[KT] Single Pass Copy_if Kernel Template #1616

danhoeflinger · 2024-06-06T14:06:30Z

This PR adds a pair of APIs (iterator and range variants) for :
oneapi::dpl::experimental::kt::gpu::copy_if
which take an input and output sequence, as well as a sequence representing a single element to store the number of elements copied (which is left on the device) and a predicate. It copies each element from the input to the output which satisfies the predicate and records the number of elements copied, preserving the relative order of the elements.

Other additions within this PR

Tests for these new APIs

Additional notable details:

Refactor of oneDPL mainline copy_if single workgroup implementation to lift out the "copy to host" of the num copied return value one level and enable use by the new kernel template
Refactor of scan kernel template to share lookback phase, allocation manager with copy_if
Adjust lookback phase to rely upon the last subgroup / last work-item rather than the first subgroup / first work-item to do operations which we want only a single subgroup or work-item to do. This enables propagation of "running" scan values without extra intra-workgroup communication for copy_if. I don't believe this change negatively impacts scan KT.

Adapted from previous work by AidanBeltonS, Alcpz, joeatodd, adamfidel

Atomic flags and the values used in Scan_kt separated to avoid truncating the range to 30bit values, and prepare for a more general scan implementation.

* Improved Scan_kt: templated parameters, ballot, wgsize calculation. - Changed number of workgroups calculation from next power of two to next multiple of wgsize - Improved group_ballot by using the class member functions - Using kernel_param struct to determine wgsize and elems per work item.

…ree of the device memory (#18) * Single memory allocation for device_memory * async free of device memory --------- Co-authored-by: Joe Todd <[email protected]> Co-authored-by: AidanBeltonS <[email protected]>

* Refactored cooperative_loopback and memory implementation detail * renamed load_counter to fetch_add_counter * Removed dynamic tile counter from the scan memory struct * scratch memory Reordering * Fixed wrong values returned in LoopbackScanMemory.get_value * Improved Class and variable naming

* Implemented atomic64 version of the scan_kt pass * Removed repeated offset calculation for tile id atomic flag * Loopback -> Lookback. Removed unused var.

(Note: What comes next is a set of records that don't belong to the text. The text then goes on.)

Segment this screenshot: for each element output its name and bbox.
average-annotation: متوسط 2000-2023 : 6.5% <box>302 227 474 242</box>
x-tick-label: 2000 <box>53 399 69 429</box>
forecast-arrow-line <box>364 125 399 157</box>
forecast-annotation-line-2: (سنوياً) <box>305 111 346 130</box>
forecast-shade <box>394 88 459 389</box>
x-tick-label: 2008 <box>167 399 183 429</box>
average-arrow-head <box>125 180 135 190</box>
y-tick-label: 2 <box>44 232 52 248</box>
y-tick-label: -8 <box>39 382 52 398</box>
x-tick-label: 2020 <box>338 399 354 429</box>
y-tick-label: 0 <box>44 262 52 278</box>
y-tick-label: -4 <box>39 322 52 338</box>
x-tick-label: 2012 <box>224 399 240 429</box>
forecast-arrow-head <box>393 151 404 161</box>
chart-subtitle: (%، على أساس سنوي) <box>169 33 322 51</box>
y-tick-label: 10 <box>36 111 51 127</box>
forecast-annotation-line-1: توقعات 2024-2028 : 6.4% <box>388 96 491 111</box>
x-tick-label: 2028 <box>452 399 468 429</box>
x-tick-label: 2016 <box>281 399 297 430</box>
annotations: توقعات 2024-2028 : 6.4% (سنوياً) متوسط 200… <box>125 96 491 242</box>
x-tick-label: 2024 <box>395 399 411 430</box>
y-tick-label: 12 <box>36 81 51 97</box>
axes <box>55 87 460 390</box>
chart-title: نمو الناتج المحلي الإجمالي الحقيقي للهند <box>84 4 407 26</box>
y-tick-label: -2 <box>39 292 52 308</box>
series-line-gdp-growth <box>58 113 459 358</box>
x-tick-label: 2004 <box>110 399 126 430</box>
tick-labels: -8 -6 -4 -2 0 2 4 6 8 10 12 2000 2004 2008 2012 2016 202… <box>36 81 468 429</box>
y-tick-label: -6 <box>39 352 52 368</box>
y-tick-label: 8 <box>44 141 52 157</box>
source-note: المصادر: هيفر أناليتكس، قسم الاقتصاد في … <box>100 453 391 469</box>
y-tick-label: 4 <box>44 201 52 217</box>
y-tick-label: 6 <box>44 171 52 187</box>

TODO: we still allocate & initialize the memory for the counter

Also use #pragma unroll for now

Co-authored-by: Alberto Cabrera Pérez <[email protected]>

Signed-off-by: Dan Hoeflinger <[email protected]>

danhoeflinger · 2024-06-07T12:00:54Z

Interestingly, there originally was a regression (~10%) in scan performance by using the last subgroup, last workitem of the subgroup and originating a broadcast from the last workitem of the workgroup, rather than the zeroth of each to perform the "solo" actions in the lookback.

I do not have an understanding of why this might be. copy_if needs to use the last here to take advantage of the location of the data which needs to be communicated. I've adjusted the shared helper function for lookback to allow the individual algorithm to dictate the active subgroup, workitem and source for the broadcast, and this repaired the performance regression for scan.

dmitriy-sobolev

I've briefly checked the API and the tests. I am going to dive deeper.

include/oneapi/dpl/experimental/kt/single_pass_scan.h

include/oneapi/dpl/experimental/kt/kernel_param.h

include/oneapi/dpl/experimental/kt/single_pass_scan.h

dmitriy-sobolev · 2024-06-14T14:50:07Z

test/kt/single_pass_copy_if.cpp

+    // Integer numbers are generated even for floating point types in order to avoid rounding errors,
+    // and simplify the final check
+    using substitute_t = std::conditional_t<std::is_signed_v<T>, std::int64_t, std::uint64_t>;
+
+    std::default_random_engine gen{seed};
+    substitute_t start = std::is_signed_v<T> ? -10 : 0;
+    substitute_t end = std::is_signed_v<T> ? 10 : 20;
+    std::uniform_int_distribution<substitute_t> dist(start, end);


Data generation can be simpler and cover the whole range of numbers, because there will be no overflows due to copy_if nature. There is no need to use substitute_t logic.

I simplified this, thanks.

Could you also remove the comment?

// Integer numbers are generated even for floating point types in order to avoid rounding errors, // and simplify the final check

test/kt/single_pass_copy_if.cpp

dmitriy-sobolev · 2024-06-14T15:19:25Z

include/oneapi/dpl/experimental/kt/single_pass_scan.h

        return __prev_event;
    }
 }

 } // namespace __impl

+template <typename _InRng, typename _OutRng, typename _NumCopiedRng, typename _UnaryPredicate, typename _KernelParam>
+sycl::event
+copy_if(sycl::queue __queue, _InRng&& __in_rng, _OutRng&& __out_rng, _NumCopiedRng&& __num_rng, _UnaryPredicate __pred,


It is natural to see __num_rng passed as a pointer rather than a range, because it is expected to hold one element. Will that API be able to digest __num_rng as a pointer?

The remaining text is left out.